Transforming Touch (available online using Intentional Touch)
When Words Are Not Enough: Transforming Touch®
Is this for you?
Many people come to this work when they feel:
- Overwhelmed or constantly "on alert" (anxiety).
- Shut down or disconnected from their body.
- That traditional talk therapy hasn't reached the deeper layers of their stress.
How It Works
Your nervous system may have learned to survive by staying in a state of high alert or deep withdrawal. Transforming Touch is a gentle, steady way of letting your body know that it is safe to settle.
- The Pace: We move slowly. We follow your system, we never force it.
- The Contact: The touch is light, respectful, and always discussed beforehand (you remain fully clothed).
- The Result: It supports your system to find its way back to safety and connection, often reaching early developmental layers that words cannot touch.
Integrating Massage
Note for my long-standing clients: My background in bodywork means I deeply understand the language of the body.

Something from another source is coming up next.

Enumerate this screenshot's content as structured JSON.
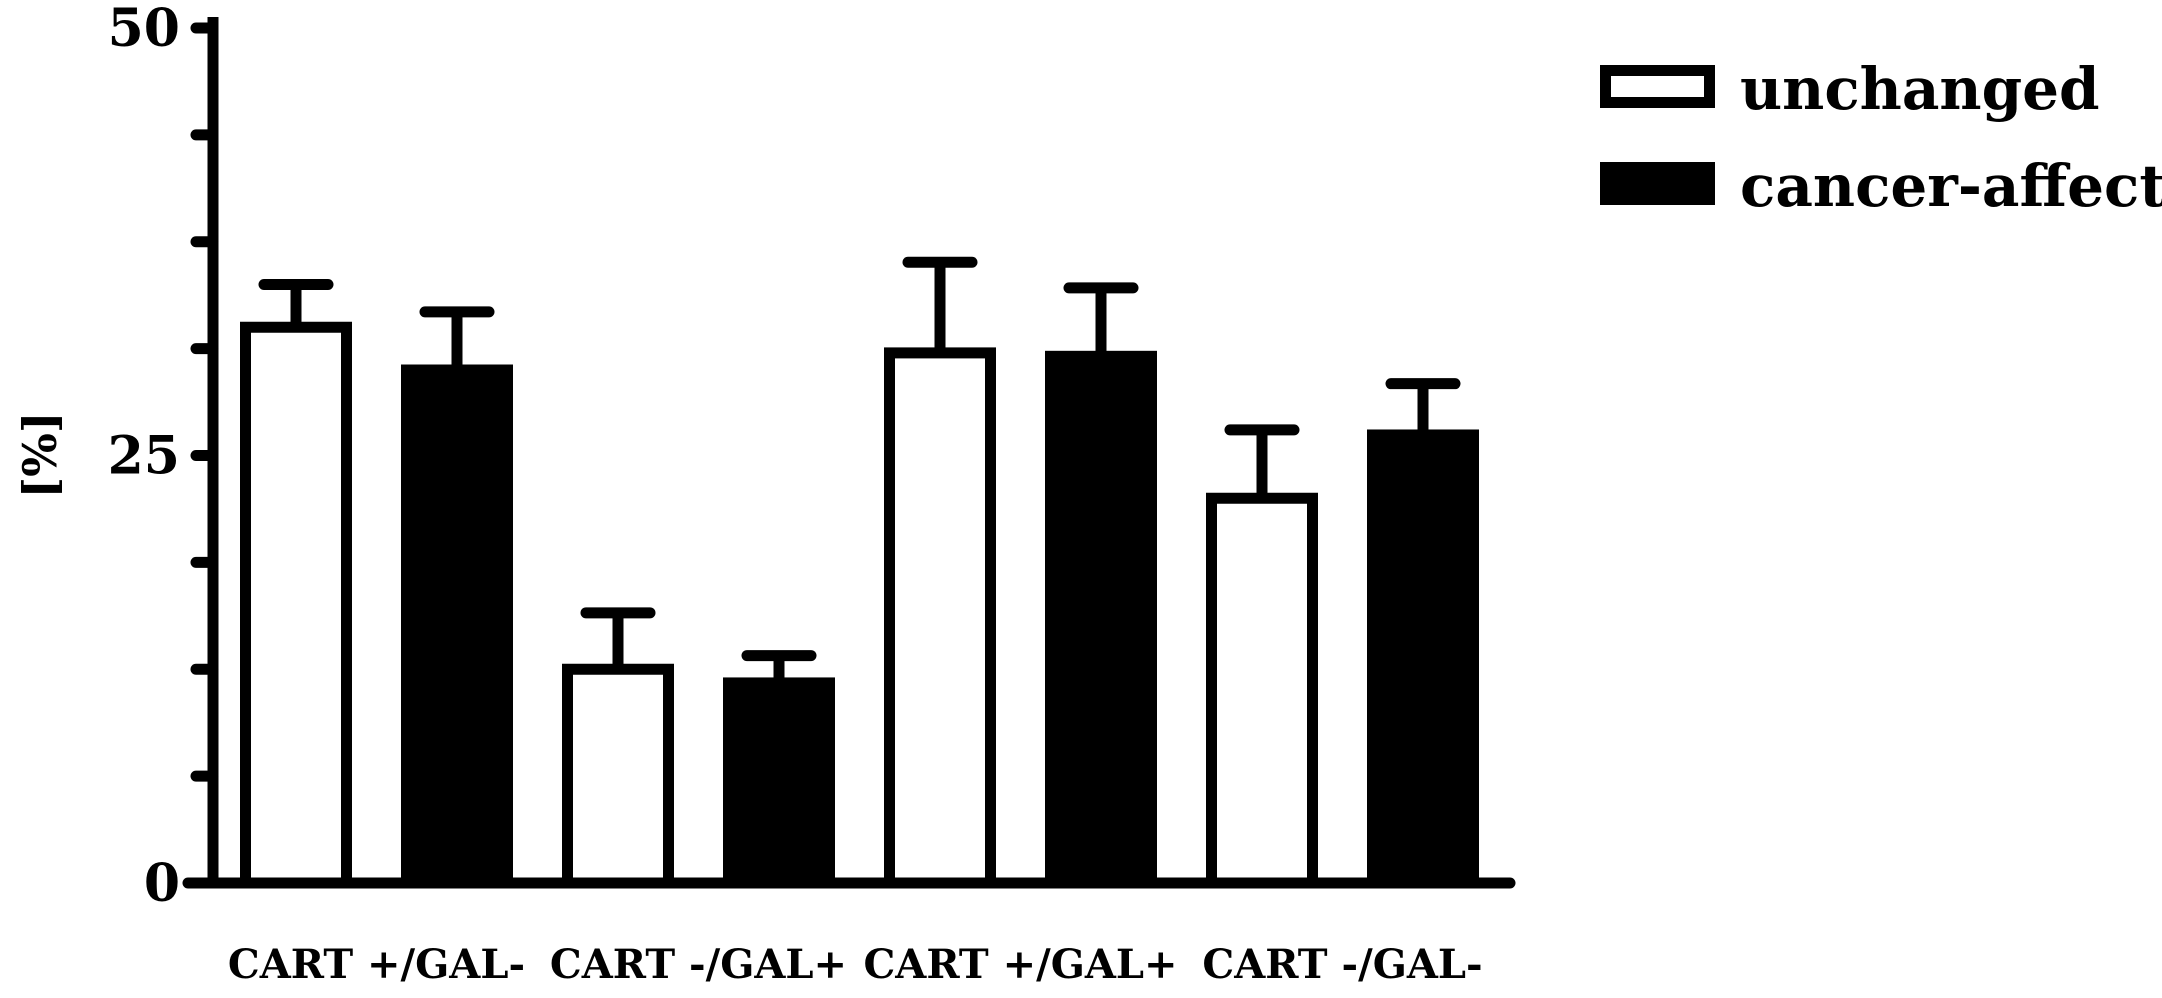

While Transforming Touch is a distinct therapeutic model, massage can be included as a thoughtful enhancement to support regulation when we agree it is helpful. It is never used to "fix," but to support your settling.
Gestalt Psychotherapy
My work as a Gestalt Psychotherapist begins with presence, slowing down enough to really listen to what is here. I believe that healing happens when we stop trying to be different and begin to meet ourselves just as we are. This is at the heart of the Paradoxical Theory of Change, that genuine transformation comes not from effort or striving, but from awareness and acceptance.
In our work together, I invite curiosity about your embodied experience, what you notice, what feels alive, and what may be held just beneath the surface. Therapy, for me, is a shared exploration rather than something to be fixed. It’s about creating a space where you can be met with warmth and understanding, where what is present can gently unfold in its own time.
I am deeply influenced by embodied approaches within Gestalt therapy, especially the work of Ruella Frank and James Kepner. The body carries so much of our history and wisdom, often speaking before words can. By paying attention to movement, breath, and felt sense, we can begin to hear what the body already knows and bring that into awareness with compassion.
My approach is relational and grounded in authenticity. I bring my own felt sense and embodied awareness into our meetings, staying with what is unfolding between us. For me, therapy is not about changing who we are, but about coming home, to ourselves, to what’s true, and to what’s quietly waiting to be known.